Liquifying the Insurance Marketplace
Tuesday, November 28th, 2006The weather settling in outside right now got me thinking about today’s blog topic: That the insurance marketplace is about as fluid as molasses on a cold winter’s day. It should run as freely as water, but instead it is bogged down and sluggish. One specific failure is that the industry fails to rapidly connect willing buyers with willing sellers on optimal terms, as happens readily in most other marketplaces. As a result, the insurance marketplace fails to function well — particularly for the buyer.
Insurance is replete with a bizarre set of dynamics that create friction and inertia in the market transacation process, which in turn prevents the process from moving about rapidly and efficiently. The end result is that most buyers are not matched with the optimal sellers for the services they’re seeking, and buyers end up paying higher prices and getting poorer service as a result. They become stuck wherever luck or fate (or their broker) landed them in terms of policies and pricing, and the forces of friction and inertia in the insurance industry conspire to keep them right there in the future.

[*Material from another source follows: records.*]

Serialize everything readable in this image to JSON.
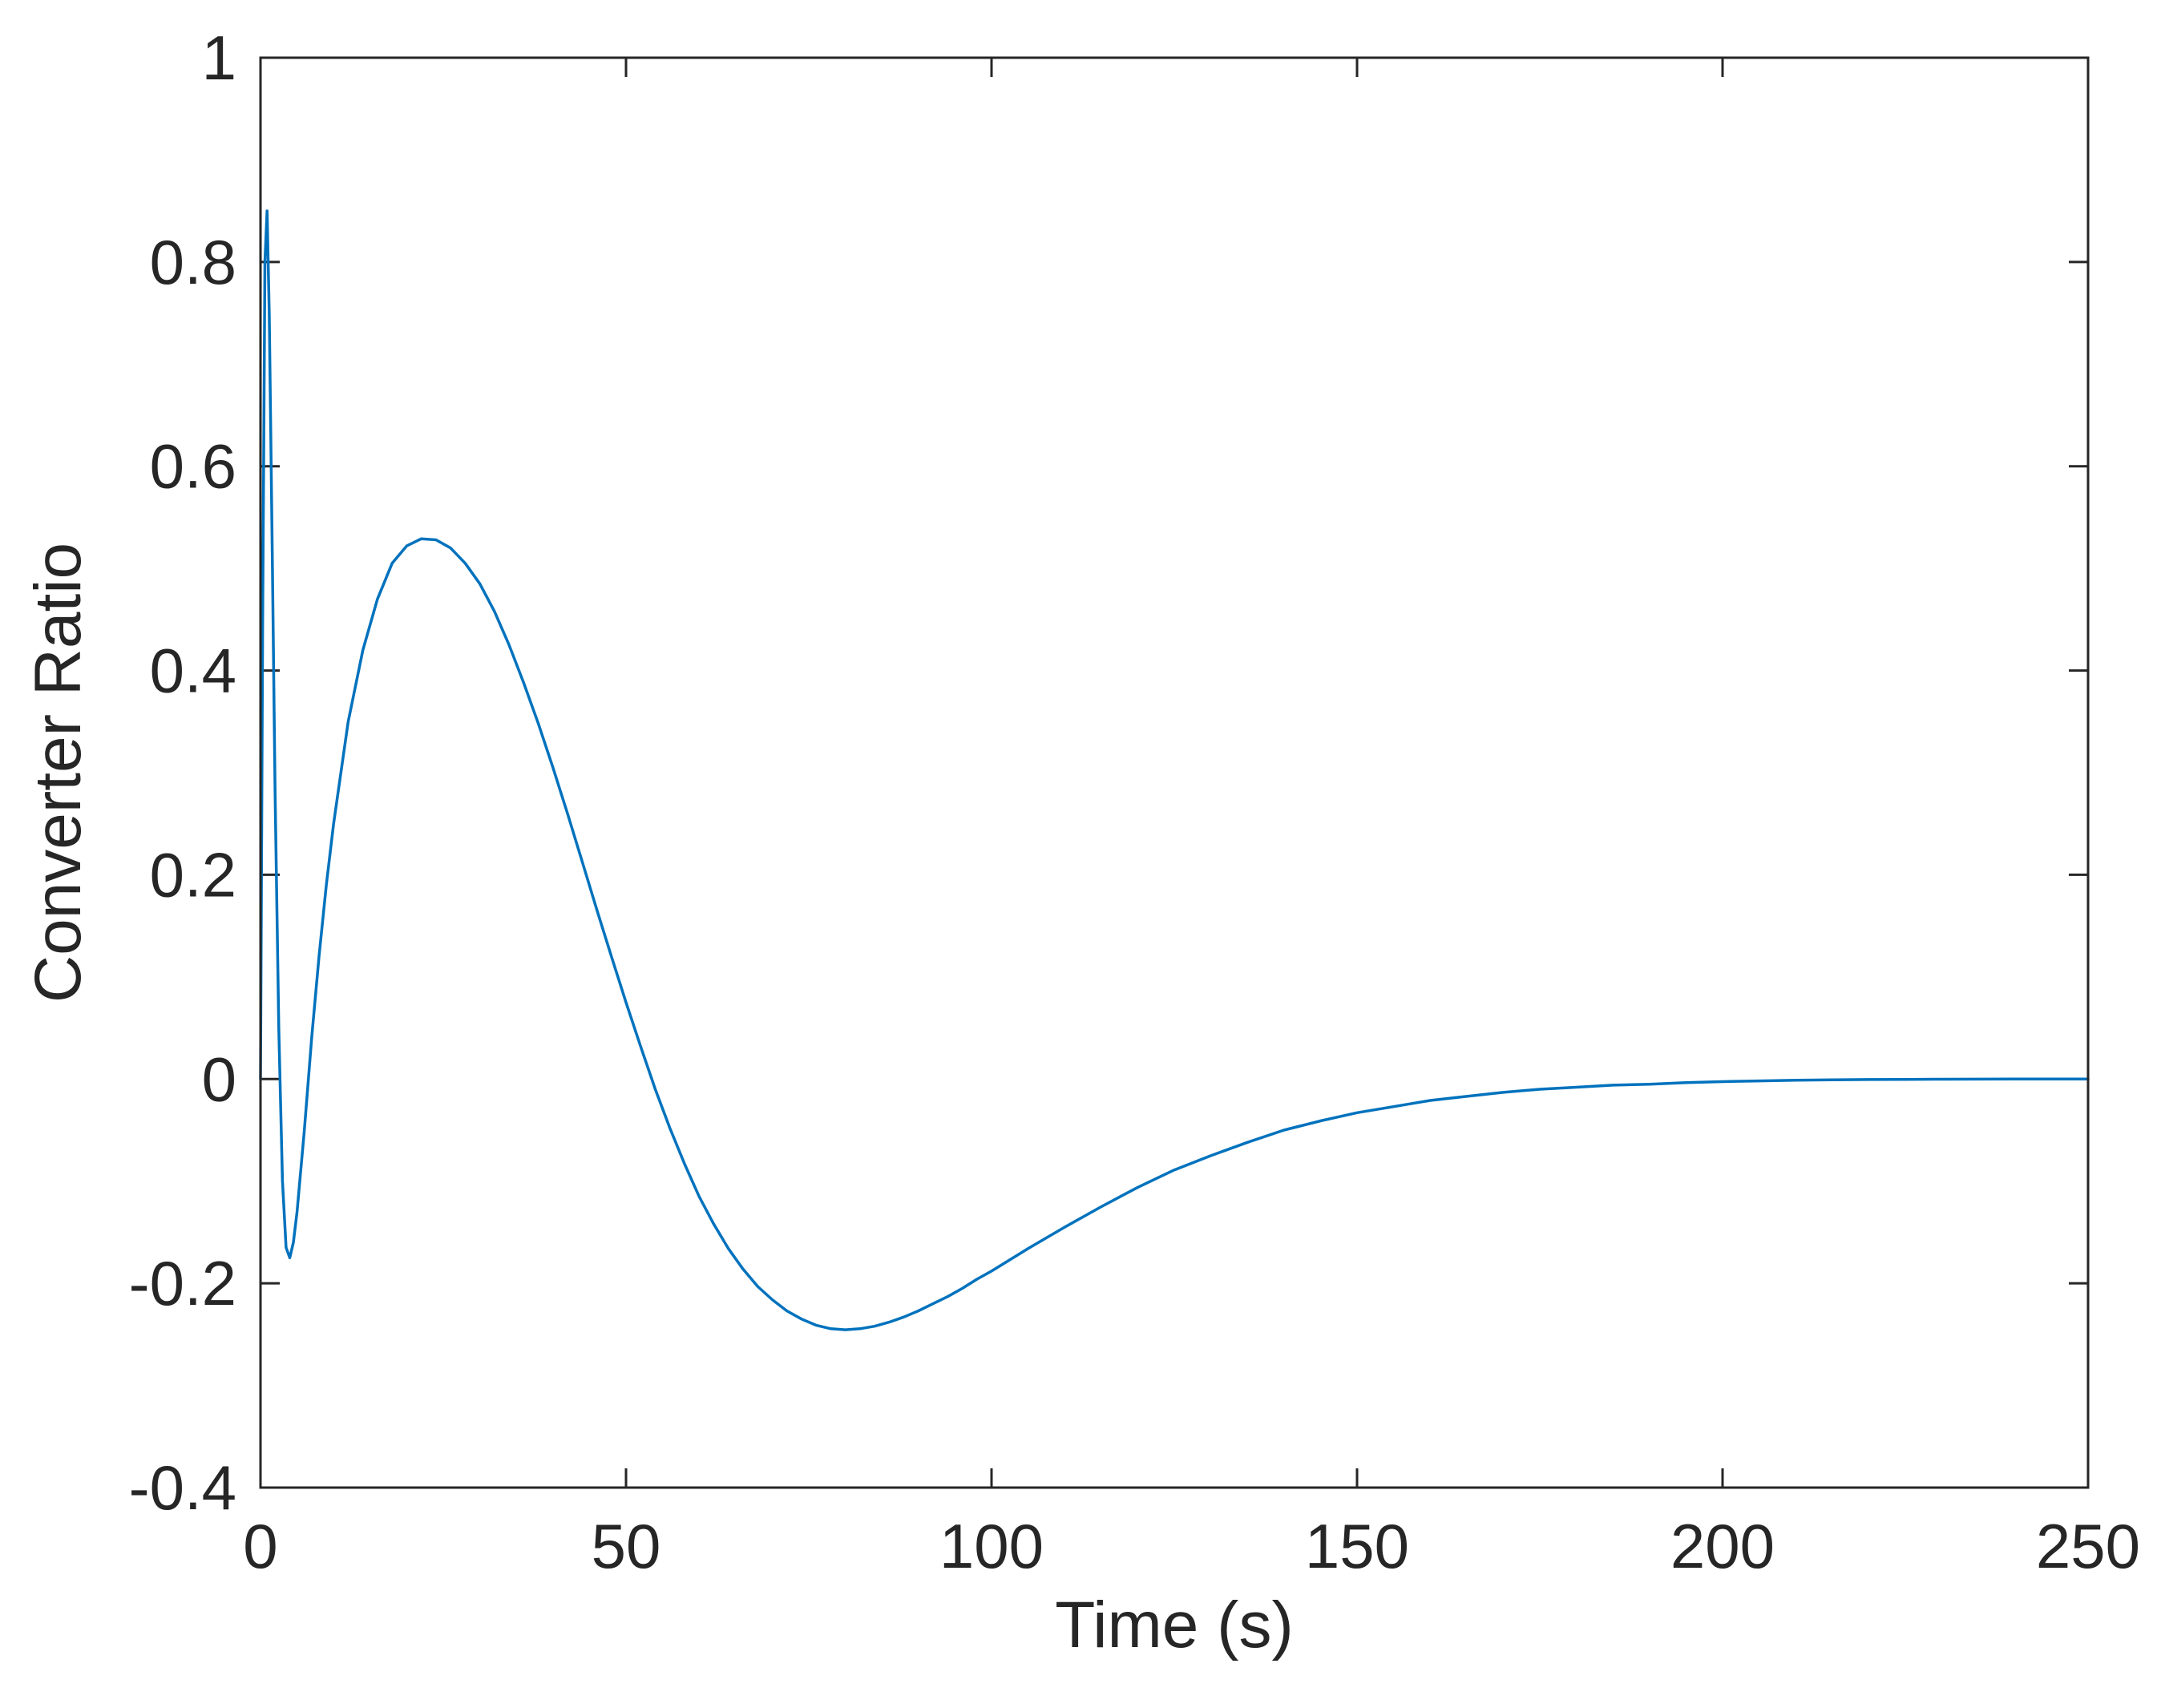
{
  "chart_data": {
    "type": "line",
    "title": "",
    "xlabel": "Time (s)",
    "ylabel": "Converter Ratio",
    "xlim": [
      0,
      250
    ],
    "ylim": [
      -0.4,
      1
    ],
    "xticks": [
      0,
      50,
      100,
      150,
      200,
      250
    ],
    "xtick_labels": [
      "0",
      "50",
      "100",
      "150",
      "200",
      "250"
    ],
    "yticks": [
      -0.4,
      -0.2,
      0,
      0.2,
      0.4,
      0.6,
      0.8,
      1
    ],
    "ytick_labels": [
      "-0.4",
      "-0.2",
      "0",
      "0.2",
      "0.4",
      "0.6",
      "0.8",
      "1"
    ],
    "grid": false,
    "box": true,
    "colors": {
      "line": "#0072BD",
      "axes": "#262626",
      "background": "#ffffff"
    },
    "series": [
      {
        "x": [
          0,
          0.3,
          0.6,
          0.9,
          1.2,
          1.6,
          2.0,
          2.5,
          3.0,
          3.5,
          4.0,
          4.5,
          5.0,
          6,
          7,
          8,
          9,
          10,
          12,
          14,
          16,
          18,
          20,
          22,
          24,
          26,
          28,
          30,
          32,
          34,
          36,
          38,
          40,
          42,
          44,
          46,
          48,
          50,
          52,
          54,
          56,
          58,
          60,
          62,
          64,
          66,
          68,
          70,
          72,
          74,
          76,
          78,
          80,
          82,
          84,
          86,
          88,
          90,
          92,
          94,
          96,
          98,
          100,
          105,
          110,
          115,
          120,
          125,
          130,
          135,
          140,
          145,
          150,
          155,
          160,
          165,
          170,
          175,
          180,
          185,
          190,
          195,
          200,
          205,
          210,
          215,
          220,
          225,
          230,
          235,
          240,
          245,
          250
        ],
        "y": [
          0.0,
          0.45,
          0.8,
          0.85,
          0.75,
          0.52,
          0.28,
          0.05,
          -0.1,
          -0.165,
          -0.175,
          -0.16,
          -0.13,
          -0.05,
          0.04,
          0.12,
          0.19,
          0.25,
          0.35,
          0.42,
          0.47,
          0.505,
          0.522,
          0.529,
          0.528,
          0.52,
          0.505,
          0.485,
          0.458,
          0.425,
          0.388,
          0.348,
          0.305,
          0.26,
          0.213,
          0.166,
          0.12,
          0.075,
          0.032,
          -0.01,
          -0.048,
          -0.083,
          -0.115,
          -0.142,
          -0.166,
          -0.186,
          -0.203,
          -0.216,
          -0.227,
          -0.235,
          -0.241,
          -0.2445,
          -0.2455,
          -0.2445,
          -0.242,
          -0.238,
          -0.233,
          -0.227,
          -0.22,
          -0.213,
          -0.205,
          -0.196,
          -0.188,
          -0.166,
          -0.145,
          -0.125,
          -0.106,
          -0.089,
          -0.075,
          -0.062,
          -0.05,
          -0.041,
          -0.033,
          -0.027,
          -0.021,
          -0.017,
          -0.013,
          -0.01,
          -0.008,
          -0.006,
          -0.005,
          -0.0035,
          -0.0025,
          -0.0018,
          -0.0012,
          -0.0008,
          -0.0005,
          -0.0003,
          -0.0002,
          -0.0001,
          0.0,
          0.0,
          0.0
        ]
      }
    ]
  }
}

What we seek to do through our work is to liquify this sluggish marketplace. We heat up the molasses by helping our clients getting informed, organized, and prepared. We set them up so that they can access and sample any portion of the marketplace with the push of a button. We teach brokers that our clients expect, and deserve, rapid and excellent service.
Why shouldn’t a buyer interrogate the entire marketplace every time they spend money? If you were going to buy a car, would you simply drive up to the first lot you found and purchase whatever the salesperson there was suggesting? Buying insurance should be no different — except that additional steps will be necessary since the auto industry is a much more ‘liquified’ and competitive marketpace for buyers than insurance.
All we are doing is warming things up a bit, and helping the market flow along better. Believe me, it’s in desperate need of a little heat.